According to one estimate, OpenAI may have utilised over a million hours of transcribed data from YouTube videos to train its latest artificial intelligence (AI) model, GPT-4. OpenAI reportedly developed a tool called Whisper specifically for this purpose. The report suggests there might have been internal discussions at OpenAI about whether this practice violated YouTube’s terms of service. It goes on to say that the ChatGPT creator was compelled to get data from YouTube after exhausting its entire supply of text-word resources to train its AI models. If accurate, the claim might cause more headaches for the AI startup, which currently faces various lawsuits for utilising copyrighted data. Notably, research published last month revealed that the GPT Store had small chatbots violating company policies.
OpenAI officially released Whisper
According to The New York Times, after running out of sources with unique text terms to train its AI models, the business created Whisper, an automatic speech recognition tool, to transcribe YouTube videos and train its models using the data. OpenAI officially released Whisper in September 2022, claiming it was trained on 6,80,000 hours of “multilingual and multitask supervised data collected from the web.”
OpenAI staff questioned whether collecting YouTube data would violate the platform’s principles and land them in legal trouble. Notably, Google restricts the use of videos for applications not part of the platform. The corporation eventually carried out the plan and transcribed over a million hours of YouTube videos fed into GPT-4. Furthermore, the NYT investigation claims that OpenAI President Greg Brockman was intimately involved and physically assisted in data collection from films.

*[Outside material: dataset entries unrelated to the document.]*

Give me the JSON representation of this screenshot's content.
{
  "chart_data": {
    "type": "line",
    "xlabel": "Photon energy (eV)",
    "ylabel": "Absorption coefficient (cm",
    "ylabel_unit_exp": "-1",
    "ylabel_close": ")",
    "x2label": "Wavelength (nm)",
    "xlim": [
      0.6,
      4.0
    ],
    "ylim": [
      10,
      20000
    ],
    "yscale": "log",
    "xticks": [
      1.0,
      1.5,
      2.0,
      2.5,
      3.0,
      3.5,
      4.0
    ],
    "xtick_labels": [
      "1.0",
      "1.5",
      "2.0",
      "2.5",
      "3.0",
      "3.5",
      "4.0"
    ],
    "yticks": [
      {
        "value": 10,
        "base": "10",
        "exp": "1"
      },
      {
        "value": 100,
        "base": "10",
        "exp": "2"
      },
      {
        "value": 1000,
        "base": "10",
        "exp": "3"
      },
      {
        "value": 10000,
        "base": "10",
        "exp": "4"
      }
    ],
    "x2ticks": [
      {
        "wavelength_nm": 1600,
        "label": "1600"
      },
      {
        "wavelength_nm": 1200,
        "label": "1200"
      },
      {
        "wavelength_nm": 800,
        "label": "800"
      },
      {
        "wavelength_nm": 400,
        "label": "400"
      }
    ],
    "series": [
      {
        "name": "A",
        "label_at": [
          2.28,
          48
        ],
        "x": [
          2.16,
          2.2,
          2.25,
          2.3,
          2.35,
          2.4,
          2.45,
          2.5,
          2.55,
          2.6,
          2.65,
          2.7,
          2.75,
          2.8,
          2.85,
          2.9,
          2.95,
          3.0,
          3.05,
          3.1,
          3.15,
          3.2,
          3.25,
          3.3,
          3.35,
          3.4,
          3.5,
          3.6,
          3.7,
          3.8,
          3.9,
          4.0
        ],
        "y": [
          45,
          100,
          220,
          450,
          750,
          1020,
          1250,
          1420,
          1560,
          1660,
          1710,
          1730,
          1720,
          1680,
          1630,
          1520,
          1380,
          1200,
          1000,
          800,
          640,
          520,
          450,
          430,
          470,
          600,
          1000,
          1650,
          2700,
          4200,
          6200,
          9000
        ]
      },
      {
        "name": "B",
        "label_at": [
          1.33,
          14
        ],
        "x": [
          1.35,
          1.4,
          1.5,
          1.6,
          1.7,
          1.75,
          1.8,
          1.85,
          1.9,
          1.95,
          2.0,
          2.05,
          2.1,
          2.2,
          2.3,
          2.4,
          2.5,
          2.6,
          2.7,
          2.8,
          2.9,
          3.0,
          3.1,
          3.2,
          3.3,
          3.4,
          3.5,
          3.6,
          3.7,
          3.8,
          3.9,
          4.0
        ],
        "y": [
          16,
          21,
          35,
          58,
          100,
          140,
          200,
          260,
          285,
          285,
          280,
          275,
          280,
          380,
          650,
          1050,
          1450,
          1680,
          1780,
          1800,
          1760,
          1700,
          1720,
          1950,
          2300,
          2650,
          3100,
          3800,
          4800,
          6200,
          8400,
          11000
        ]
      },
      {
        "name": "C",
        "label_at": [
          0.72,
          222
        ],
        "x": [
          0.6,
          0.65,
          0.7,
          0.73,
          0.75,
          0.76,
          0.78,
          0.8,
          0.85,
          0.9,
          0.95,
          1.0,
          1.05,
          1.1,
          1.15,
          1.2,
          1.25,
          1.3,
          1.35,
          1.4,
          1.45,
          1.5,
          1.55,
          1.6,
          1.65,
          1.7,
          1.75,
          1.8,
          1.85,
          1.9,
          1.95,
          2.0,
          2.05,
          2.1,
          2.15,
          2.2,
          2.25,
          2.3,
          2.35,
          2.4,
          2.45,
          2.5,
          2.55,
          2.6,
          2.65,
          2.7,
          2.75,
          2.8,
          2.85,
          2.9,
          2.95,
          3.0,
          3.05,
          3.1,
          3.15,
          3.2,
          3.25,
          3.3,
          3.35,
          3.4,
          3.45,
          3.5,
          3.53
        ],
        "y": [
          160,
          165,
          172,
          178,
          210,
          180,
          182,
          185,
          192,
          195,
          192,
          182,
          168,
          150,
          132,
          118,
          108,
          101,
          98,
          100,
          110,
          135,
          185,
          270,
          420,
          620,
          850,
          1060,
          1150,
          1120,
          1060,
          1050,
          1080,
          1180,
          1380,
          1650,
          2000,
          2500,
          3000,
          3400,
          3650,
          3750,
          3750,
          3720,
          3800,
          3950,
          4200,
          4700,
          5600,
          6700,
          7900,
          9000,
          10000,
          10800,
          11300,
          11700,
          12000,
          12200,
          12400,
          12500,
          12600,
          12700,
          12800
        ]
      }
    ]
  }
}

Open AI’s Take on the matter
OpenAI has not directly confirmed or denied the allegations. A spokesperson stated they use “unique” datasets for each model and obtain data through various sources, including public data and partnerships. YouTube’s terms of service prohibit unauthorised scraping or downloading of content
Using content without creators’ permission raises copyright concerns. Ethical questions exist about using potentially biassed or misleading data from YouTube for AI training. This incident could lead to stricter data usage policies for AI research. There could be increased scrutiny of the methods used to train large language models. Collaboration between AI researchers and content platforms like YouTube might be necessary to ensure ethical data practices.